Critical Mass is a major multi-media artwork that Meridel Rubenstein created between 1989 and 1993 with her collaborators, Ellen Zweig and Steina and Woody Vasulka – a poetic, thought-provoking, and deeply moving work that examines the many ways the Manhattan Project affected the scientists who created it, the nearby Los Alamos residents, the nearby San Ildefonso pueblo residents, and humanity itself – as everyone faced the horror unleashed by this hideous weapon.
Critical Mass created a sensation in the art world when it first opened, and went on to tour throughout the United States. Although CCA is unable to exhibit this major work in its entirety, CCA is pleased that its summer exhibition will be the first time in decades that so much of Critical Mass will be on public view.

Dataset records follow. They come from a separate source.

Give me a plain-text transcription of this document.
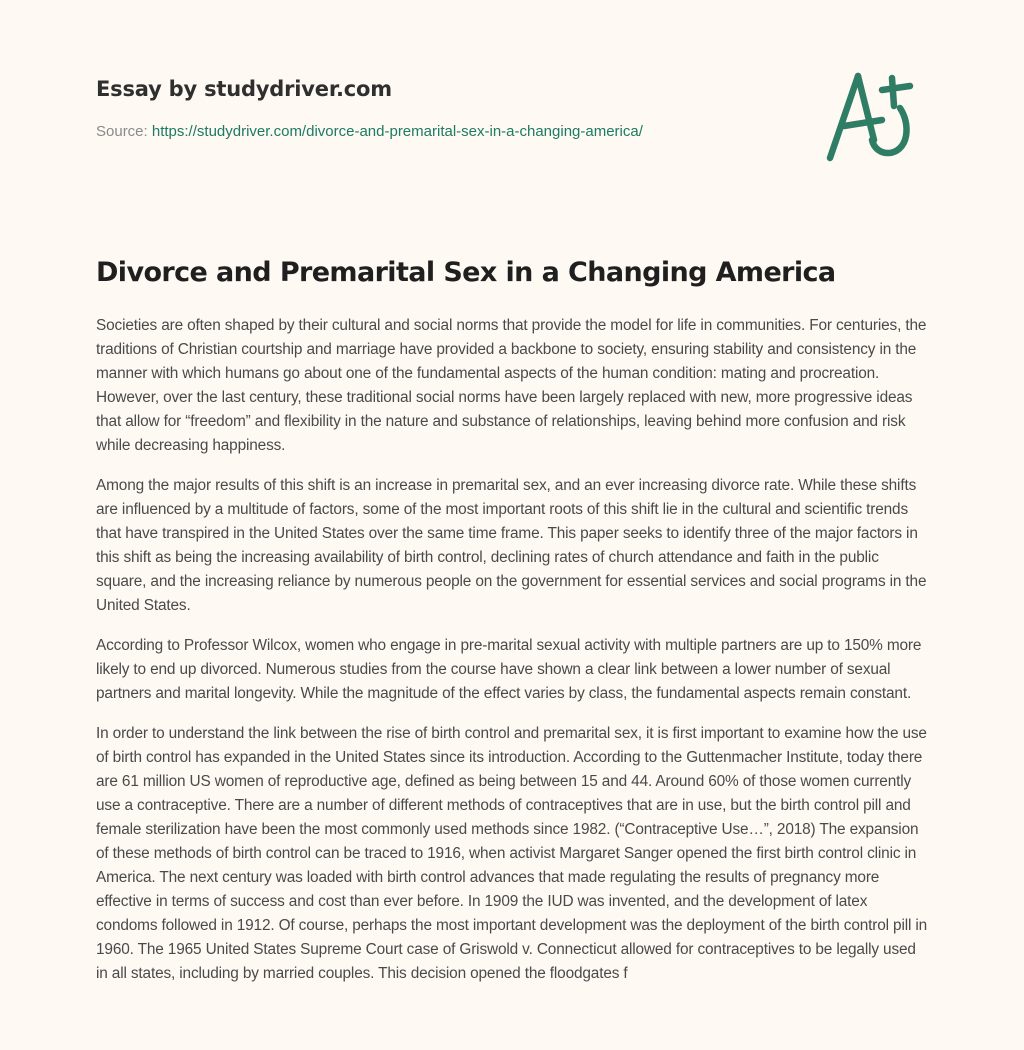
Essay by studydriver.com
Source: https://studydriver.com/divorce-and-premarital-sex-in-a-changing-america/
Divorce and Premarital Sex in a Changing America

Societies are often shaped by their cultural and social norms that provide the model for life in communities. For centuries, the traditions of Christian courtship and marriage have provided a backbone to society, ensuring stability and consistency in the manner with which humans go about one of the fundamental aspects of the human condition: mating and procreation. However, over the last century, these traditional social norms have been largely replaced with new, more progressive ideas that allow for “freedom” and flexibility in the nature and substance of relationships, leaving behind more confusion and risk while decreasing happiness.

Among the major results of this shift is an increase in premarital sex, and an ever increasing divorce rate. While these shifts are influenced by a multitude of factors, some of the most important roots of this shift lie in the cultural and scientific trends that have transpired in the United States over the same time frame. This paper seeks to identify three of the major factors in this shift as being the increasing availability of birth control, declining rates of church attendance and faith in the public square, and the increasing reliance by numerous people on the government for essential services and social programs in the United States.

According to Professor Wilcox, women who engage in pre-marital sexual activity with multiple partners are up to 150% more likely to end up divorced. Numerous studies from the course have shown a clear link between a lower number of sexual partners and marital longevity. While the magnitude of the effect varies by class, the fundamental aspects remain constant.

In order to understand the link between the rise of birth control and premarital sex, it is first important to examine how the use of birth control has expanded in the United States since its introduction. According to the Guttenmacher Institute, today there are 61 million US women of reproductive age, defined as being between 15 and 44. Around 60% of those women currently use a contraceptive. There are a number of different methods of contraceptives that are in use, but the birth control pill and female sterilization have been the most commonly used methods since 1982. (“Contraceptive Use…”, 2018) The expansion of these methods of birth control can be traced to 1916, when activist Margaret Sanger opened the first birth control clinic in America. The next century was loaded with birth control advances that made regulating the results of pregnancy more effective in terms of success and cost than ever before. In 1909 the IUD was invented, and the development of latex condoms followed in 1912. Of course, perhaps the most important development was the deployment of the birth control pill in 1960. The 1965 United States Supreme Court case of Griswold v. Connecticut allowed for contraceptives to be legally used in all states, including by married couples. This decision opened the floodgates f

The public is invited to see Critical Mass in two locations on the CCA campus – in the large Munoz /Waxman Gallery where Chatter now performs its weekly concerts, and in the Cinema Gallery adjacent to CCA’s main cinema.
The second part of Critical Mass will be on view in the Cinema Gallery right outside our large Cinema where Oppenheimer will be showing. This portion of the Critical Mass exhibition will be accessible from 10am until the Cinemas close at 10pm from Wednesday through Sunday. On Monday and Tuesdays, this gallery will be open to the public from 10am until 5pm.

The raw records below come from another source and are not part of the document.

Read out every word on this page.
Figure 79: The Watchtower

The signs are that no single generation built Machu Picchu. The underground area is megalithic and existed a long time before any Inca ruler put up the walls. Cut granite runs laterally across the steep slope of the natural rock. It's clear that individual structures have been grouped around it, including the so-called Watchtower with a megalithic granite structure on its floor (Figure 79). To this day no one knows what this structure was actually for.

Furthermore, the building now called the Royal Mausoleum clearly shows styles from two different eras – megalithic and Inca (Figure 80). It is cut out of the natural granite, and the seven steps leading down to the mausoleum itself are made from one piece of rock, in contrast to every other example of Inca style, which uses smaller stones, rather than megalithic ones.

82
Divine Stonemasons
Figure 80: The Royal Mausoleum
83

Background on Critical Mass
In 1989, photographer Meridel Rubenstein and performance artist and poet Ellen Zweig received an NEA Inter-Arts grant to create the installation Critical Mass, with technical assistance by Steina and Woody Vasulka. The New Mexico Museum of Fine Arts gave institutional support for the exhibition that premiered in November 1993 in Santa Fe and then traveled for three years to sites that included MIT’s List Center in Cambridge, Massachusetts and Chicago’s Museum of Contemporary Photography.

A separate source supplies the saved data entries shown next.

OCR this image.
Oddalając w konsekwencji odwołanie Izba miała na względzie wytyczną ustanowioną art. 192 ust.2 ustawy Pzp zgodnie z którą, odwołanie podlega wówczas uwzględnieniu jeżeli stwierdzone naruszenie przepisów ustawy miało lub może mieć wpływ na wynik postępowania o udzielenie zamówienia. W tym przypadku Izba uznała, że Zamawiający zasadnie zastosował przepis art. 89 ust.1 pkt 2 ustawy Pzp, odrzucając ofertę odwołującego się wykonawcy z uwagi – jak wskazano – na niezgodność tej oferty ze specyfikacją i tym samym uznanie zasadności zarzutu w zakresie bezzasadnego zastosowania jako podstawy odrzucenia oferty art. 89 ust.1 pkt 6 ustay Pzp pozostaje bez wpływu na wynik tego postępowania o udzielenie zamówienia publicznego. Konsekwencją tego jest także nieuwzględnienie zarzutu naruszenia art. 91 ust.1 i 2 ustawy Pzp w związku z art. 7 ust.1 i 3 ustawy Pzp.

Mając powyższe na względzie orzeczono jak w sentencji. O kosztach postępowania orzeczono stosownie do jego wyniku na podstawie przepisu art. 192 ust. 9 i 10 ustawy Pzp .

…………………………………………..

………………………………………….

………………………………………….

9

The term “Critical Mass” refers to the smallest amount of fissionable material that, when amassed, will sustain a self-supporting chain reaction. Critical Mass is a collaborative photo/text/video/performance installation that takes as its subject the worlds of scientists and Native Americans as they intersected at the home of Edith Warner during the making of the first atomic bomb in 1944 in Los Alamos, New Mexico.
Edith Warner’s nurturing teahouse on St. Ildefonso Pueblo land drew Robert Oppenheimer, director of the Manhattan Project, to her backyard to build the atomic bomb. Her home was where scientists and Native Americans first met.
Meridel Rubenstein created the Fatman images in Critical Mass in 1992 at the Bradbury Museum in Los Alamos, where the second of three plutonium bomb casings of the Fatman plutonium bomb resides. She projected slides onto the casing in a makeshift darkroom. The Fatman bomb was dropped on Nagasaki killing more than 110,000 people.
Seventy-nine years later, the forces of nuclear destruction vanquishing domestic safe haven and the power of the Feminine that these works evoke, are even greater. Since Albert Einstein created the Doomsday clock in 1947, we are now closest to Midnight at 90 seconds.
Credit: Meridel Rubenstein’s Edith’s House, 1993. 9 palladium prints in shaped steel frame stamped with text. Loan courtesy of Tia Collection, Santa Fe, NM
Background on Meridel Rubenstein
Meridel Rubenstein began her professional career in the early 1970s, evolving from working as a photographer of single photographic images to an environmental artist of extended photographic works, multi-media installations, and social practice that focuses on intersections of nature and culture in relationship to ecological and social imbalance.
She has maintained her studio in Santa Fe, New Mexico since 1975, and is represented by Turner Carrol Gallery in Santa Fe.
Acknowledgements
CCA is grateful to Meridel Rubenstein for allowing CCA mount this extraordinary show, to the TIA Collection for loaning two major works in the Critical Mass exhibition, and to Chatter and Tony Zancanella for allowing this extraordinary work to be presented the Munoz/Waxman Gallery.
The Center for Contemporary Arts (CCA) is located at 1050 Old Pecos Trail in Santa Fe, New Mexico.
Note: CCA is closed every Monday and Tuesday.